Les statuts et le fonctionnement de la Société
Les statuts de la Société des bibliophiles français reflétaient l'exigence et le raffinement de ses membres. Voici les points saillants :
- Admission stricte : Toute personne souhaitant intégrer la Société devait être parrainée par deux membres et être élue au scrutin secret (article 3).
- Exclusivité et perfection : Aucun membre ne pouvait être libraire ou commerçant de livres (article 2), et les ouvrages imprimés par la Société devaient atteindre une perfection typographique exemplaire (article 13).
- Format et tirage limités : Les ouvrages étaient imprimés en grand in-octavo, avec des tirages limités à vingt-quatre exemplaires pour les membres, plus quelques exemplaires destinés à des institutions comme la Bibliothèque royale (articles 14 et 15).
- Publications annuelles : Chaque année, la Société publiait des ouvrages inédits ou rares, regroupés sous le titre de Mélanges publiés par la Société des bibliophiles français.
Les "Mélanges" et les trésors bibliophiliques
De 1820 à 1829, la Société publia six volumes de Mélanges. Ces recueils étaient composés de textes variés, anciens ou modernes, souvent inédits. Chaque pièce, imprimée séparément, portait un titre particulier, une pagination distincte et un numéro attribué au sociétaire propriétaire.
- Exemples d’œuvres marquantes publiées :
- Manuscrits rares de poésie ancienne.
- Traductions inédites d’auteurs grecs et latins.
- Textes d’écrivains modernes soigneusement annotés.

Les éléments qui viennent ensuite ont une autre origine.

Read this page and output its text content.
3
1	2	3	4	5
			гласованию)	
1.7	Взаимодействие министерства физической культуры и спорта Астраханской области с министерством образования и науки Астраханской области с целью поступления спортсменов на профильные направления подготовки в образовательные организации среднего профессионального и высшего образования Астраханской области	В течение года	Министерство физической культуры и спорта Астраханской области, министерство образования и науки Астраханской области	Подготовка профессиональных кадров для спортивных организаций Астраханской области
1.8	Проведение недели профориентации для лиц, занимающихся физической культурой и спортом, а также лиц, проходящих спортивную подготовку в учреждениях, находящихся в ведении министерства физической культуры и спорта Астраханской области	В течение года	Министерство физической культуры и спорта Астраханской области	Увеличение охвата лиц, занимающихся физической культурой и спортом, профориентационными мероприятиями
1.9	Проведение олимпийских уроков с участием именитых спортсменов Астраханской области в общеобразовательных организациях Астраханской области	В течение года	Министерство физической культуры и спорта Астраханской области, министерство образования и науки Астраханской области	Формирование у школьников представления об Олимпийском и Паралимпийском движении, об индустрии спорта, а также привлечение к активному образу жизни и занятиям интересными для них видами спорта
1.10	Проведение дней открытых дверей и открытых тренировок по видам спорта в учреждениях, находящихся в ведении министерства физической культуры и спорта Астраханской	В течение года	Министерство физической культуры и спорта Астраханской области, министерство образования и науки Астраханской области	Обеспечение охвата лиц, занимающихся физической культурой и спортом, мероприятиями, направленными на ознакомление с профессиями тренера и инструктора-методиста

Avec seulement 26 exemplaires pour le premier volume et 30 pour les derniers, ces collections sont aujourd’hui des trésors extrêmement rares et prisés.
Les bibliothèques des membres fondateurs
La bibliothèque du marquis de Châteaugiron
La collection du marquis de Châteaugiron est souvent décrite comme l’une des plus belles de son époque. Elle comprenait des éditions rares de classiques grecs et latins, comme l’Horace édité par Combe et le César de Clarke, ainsi que des œuvres françaises comme La Nouvelle Héloïse annotée par Rousseau. La vente de sa bibliothèque en 1827, qui a rapporté 62 596 francs, fut un événement marquant dans le monde de la bibliophilie.
La bibliothèque de Guilbert de Pixerécourt
Connu pour son goût pour les reliures élégantes et les éditions rares, Pixerécourt possédait notamment des exemplaires sur vélin des classiques français et italiens. Ses livres portaient souvent un ex-libris original : « Un livre est un ami qui ne change jamais ».
La bibliothèque de Charles-Athanase Walckenaer
Spécialisée en géographie et histoire naturelle, la collection de Walckenaer comptait des cartes et manuscrits précieux, ainsi que des ouvrages littéraires du XVIIe siècle. Sa vente posthume en 1853 a produit près de 80 000 francs.
Héritage et influence
La Société des bibliophiles français a joué un rôle déterminant dans la valorisation des livres anciens et rares. Par son exclusivité et son raffinement, elle a fixé des standards élevés pour les collectionneurs et amateurs de livres. Ses Mélanges sont aujourd’hui des témoins précieux de l’engagement de ses membres pour la préservation et la diffusion du patrimoine littéraire.
Malgré la dissolution de la Société sous sa forme originale après 1829, ses membres ont continué à publier des ouvrages séparément, perpétuant l’esprit bibliophile dans un monde en mutation.
Conclusion
La Société des bibliophiles français reste un modèle d’excellence dans l’histoire de la bibliophilie. À travers leurs collections, publications et débats, ses membres ont contribué à sauvegarder un héritage culturel inestimable. En valorisant la rareté, la qualité et la perfection, ils ont laissé une empreinte durable dans l’univers des lettres et des arts.